Check out The BI Sharps' full write-up and solution in the competition repo.
Ali El-Gebily¶
Place: 13th
Prize: €500
Hometown: Faiyum, Egypt
Username: AliGebily
Summary of approach: We predict turbidity of a process using multiple xgboost models, where each model predicts turbidity based on data of a single phase or combinations of phases for that process. This approach is building optimized models based on testing data structure and evaluation metric.
Check out AliGebily's full write-up and solution in the competition repo.

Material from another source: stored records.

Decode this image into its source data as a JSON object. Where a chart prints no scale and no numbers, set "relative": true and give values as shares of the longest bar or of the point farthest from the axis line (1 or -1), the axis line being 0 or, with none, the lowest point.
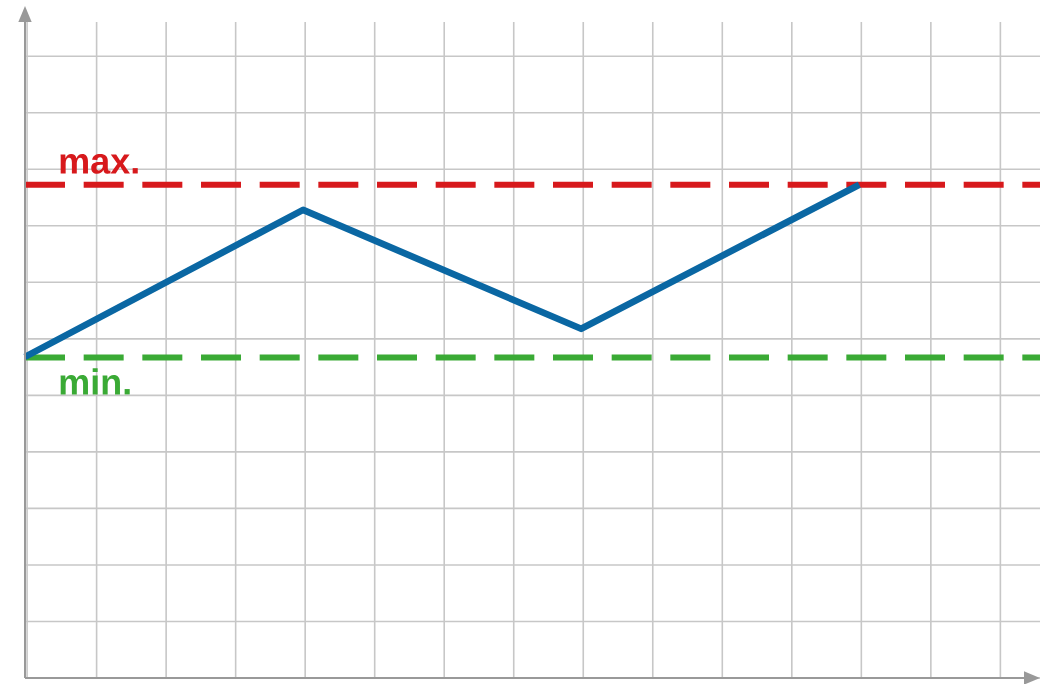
{
  "chart_data": {
    "type": "line",
    "relative": true,
    "categories": [
      null,
      null,
      null,
      null
    ],
    "grid": true,
    "tick_labels": false,
    "series": [
      {
        "color": "#0a67a3",
        "values": [
          0.651,
          0.949,
          0.708,
          1
        ]
      }
    ],
    "ref_lines": [
      {
        "axis": "y",
        "value": 1.0,
        "label": "max.",
        "color": "#d7191c",
        "line_style": "dashed"
      },
      {
        "axis": "y",
        "value": 0.65,
        "label": "min.",
        "color": "#3aaa35",
        "line_style": "dashed"
      }
    ]
  }
}
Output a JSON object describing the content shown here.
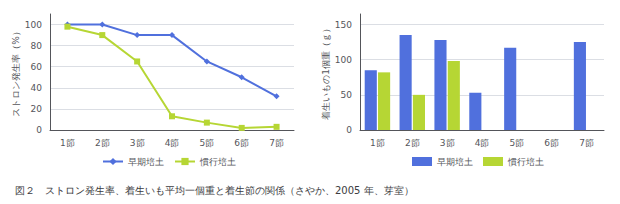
{
  "caption": "図２　ストロン発生率、着生いも平均一個重と着生節の関係（さやか、2005 年、芽室）",
  "chart_data": [
    {
      "type": "line",
      "categories": [
        "1節",
        "2節",
        "3節",
        "4節",
        "5節",
        "6節",
        "7節"
      ],
      "series": [
        {
          "name": "早期培土",
          "values": [
            100,
            100,
            90,
            90,
            65,
            50,
            32
          ],
          "marker": "diamond"
        },
        {
          "name": "慣行培土",
          "values": [
            98,
            90,
            65,
            13,
            7,
            2,
            3
          ],
          "marker": "square"
        }
      ],
      "ylabel": "ストロン発生率（%）",
      "ylim": [
        0,
        110
      ],
      "yticks": [
        0,
        20,
        40,
        60,
        80,
        100
      ],
      "grid": true,
      "legend": "bottom"
    },
    {
      "type": "bar",
      "categories": [
        "1節",
        "2節",
        "3節",
        "4節",
        "5節",
        "6節",
        "7節"
      ],
      "series": [
        {
          "name": "早期培土",
          "values": [
            85,
            135,
            128,
            53,
            117,
            0,
            125
          ]
        },
        {
          "name": "慣行培土",
          "values": [
            82,
            50,
            98,
            0,
            0,
            0,
            0
          ]
        }
      ],
      "ylabel": "着生いもの1個重（ｇ）",
      "ylim": [
        0,
        165
      ],
      "yticks": [
        0,
        50,
        100,
        150
      ],
      "grid": true,
      "legend": "bottom"
    }
  ]
}
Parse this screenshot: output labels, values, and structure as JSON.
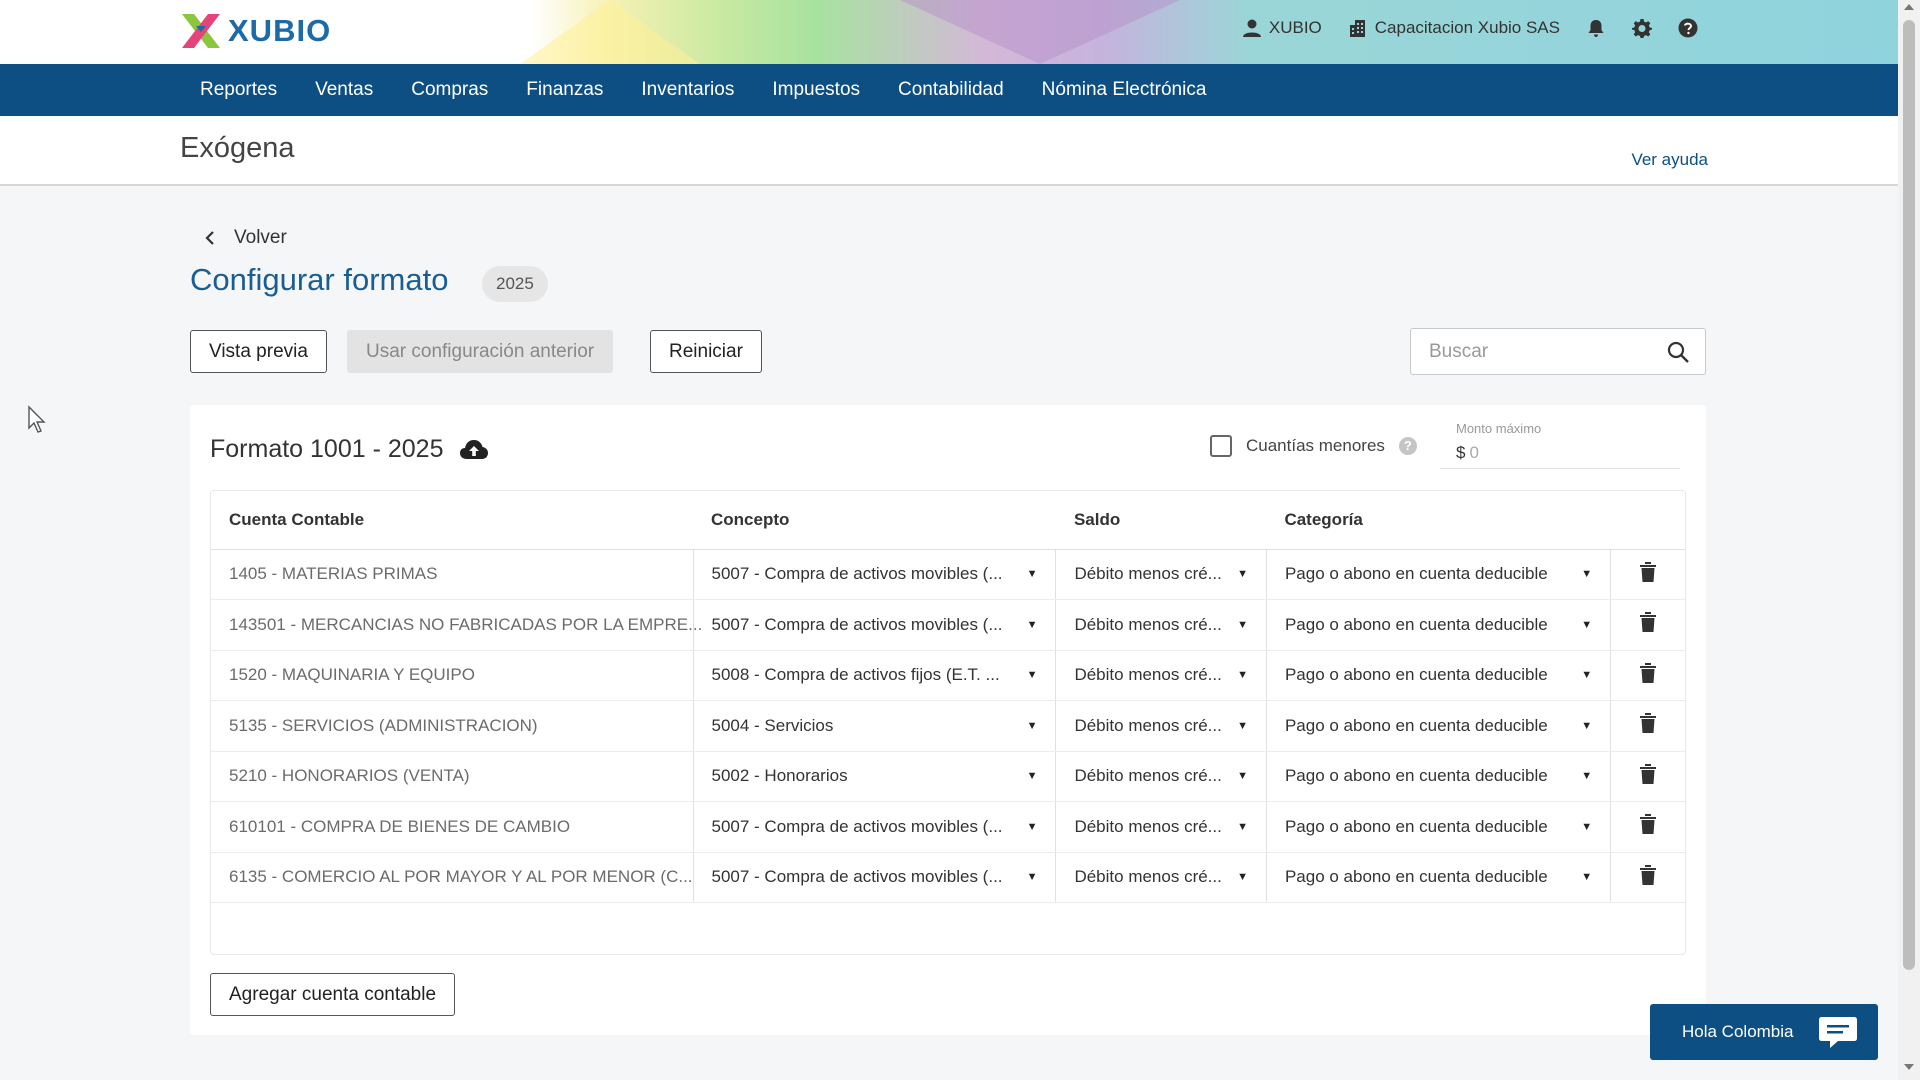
{
  "brand": {
    "name": "XUBIO"
  },
  "topbar": {
    "user": "XUBIO",
    "company": "Capacitacion Xubio SAS"
  },
  "nav": [
    "Reportes",
    "Ventas",
    "Compras",
    "Finanzas",
    "Inventarios",
    "Impuestos",
    "Contabilidad",
    "Nómina Electrónica"
  ],
  "page": {
    "title": "Exógena",
    "help_link": "Ver ayuda"
  },
  "back_label": "Volver",
  "config": {
    "title": "Configurar formato",
    "year": "2025"
  },
  "actions": {
    "preview": "Vista previa",
    "use_previous": "Usar configuración anterior",
    "reset": "Reiniciar"
  },
  "search": {
    "placeholder": "Buscar"
  },
  "format": {
    "title": "Formato 1001 - 2025",
    "cuantias_label": "Cuantías menores",
    "cuantias_checked": false,
    "monto_label": "Monto máximo",
    "monto_currency": "$",
    "monto_value": "0"
  },
  "table": {
    "headers": [
      "Cuenta Contable",
      "Concepto",
      "Saldo",
      "Categoría"
    ],
    "rows": [
      {
        "cuenta": "1405 - MATERIAS PRIMAS",
        "concepto": "5007 - Compra de activos movibles (...",
        "saldo": "Débito menos cré...",
        "categoria": "Pago o abono en cuenta deducible"
      },
      {
        "cuenta": "143501 - MERCANCIAS NO FABRICADAS POR LA EMPRE...",
        "concepto": "5007 - Compra de activos movibles (...",
        "saldo": "Débito menos cré...",
        "categoria": "Pago o abono en cuenta deducible"
      },
      {
        "cuenta": "1520 - MAQUINARIA Y EQUIPO",
        "concepto": "5008 - Compra de activos fijos (E.T. ...",
        "saldo": "Débito menos cré...",
        "categoria": "Pago o abono en cuenta deducible"
      },
      {
        "cuenta": "5135 - SERVICIOS (ADMINISTRACION)",
        "concepto": "5004 - Servicios",
        "saldo": "Débito menos cré...",
        "categoria": "Pago o abono en cuenta deducible"
      },
      {
        "cuenta": "5210 - HONORARIOS (VENTA)",
        "concepto": "5002 - Honorarios",
        "saldo": "Débito menos cré...",
        "categoria": "Pago o abono en cuenta deducible"
      },
      {
        "cuenta": "610101 - COMPRA DE BIENES DE CAMBIO",
        "concepto": "5007 - Compra de activos movibles (...",
        "saldo": "Débito menos cré...",
        "categoria": "Pago o abono en cuenta deducible"
      },
      {
        "cuenta": "6135 - COMERCIO AL POR MAYOR Y AL POR MENOR (C...",
        "concepto": "5007 - Compra de activos movibles (...",
        "saldo": "Débito menos cré...",
        "categoria": "Pago o abono en cuenta deducible"
      }
    ]
  },
  "add_account": "Agregar cuenta contable",
  "chat": {
    "label": "Hola Colombia"
  },
  "colors": {
    "nav_bg": "#0d4f82",
    "title_blue": "#1a5d93",
    "brand_blue": "#1c6aa7"
  }
}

RnD_team (Francisco Mendez, Kunnal Kainth)¶
Place: 14th
Prize: €500
Hometown: Ontario, Canada
Username: fco_nick
, adamantium86
Summary of approach: The approach used consisted in summarizing the measurements of each process by stage, dividing each process recorded into different groups according to the phases provided in the test set and training one random forest for each group. Each process was divided in 5 different phases and it recorded different measurements of the cleaning status every 2 seconds. We summarize each of the measurement by phase, obtaining 1 or 2 statistics of each measure. Additionally to this,we calculated the average of the target by object excluding outliers. Since each process had recorded different phases we subset the test data according of the observed phases in 6 different groups and we created 6 different training set for each group. For each group we trained and tune independently 6 random forests, most of the variables kept in each forest were similar among each other. For each process in the test we used the random forest that corresponded to the observed phases of the process.
Check out RnD_team's full write-up and solution in the competition repo.
Adilizhan Ismailov¶
Place: 15th
Prize: €500
Hometown: Barcelona, Spain
Username: adilism
Summary of approach: The solution consists of four GBM models for each of the four phases. The approach was the following: Generate train sets for each of the phases using the original train set. Generate statistical features (such as min, median, max, standard deviation) for each time series and features derived from the metadata. Estimate a LightGBM model with five-fold cross-validation. Bag the predictions using different seeds to create the folds.
Check out adilism's full write-up and solution in the competition repo.
Thanks to all the participants and to our winners! Special thanks to Schneider Electric for another fascinating challenge!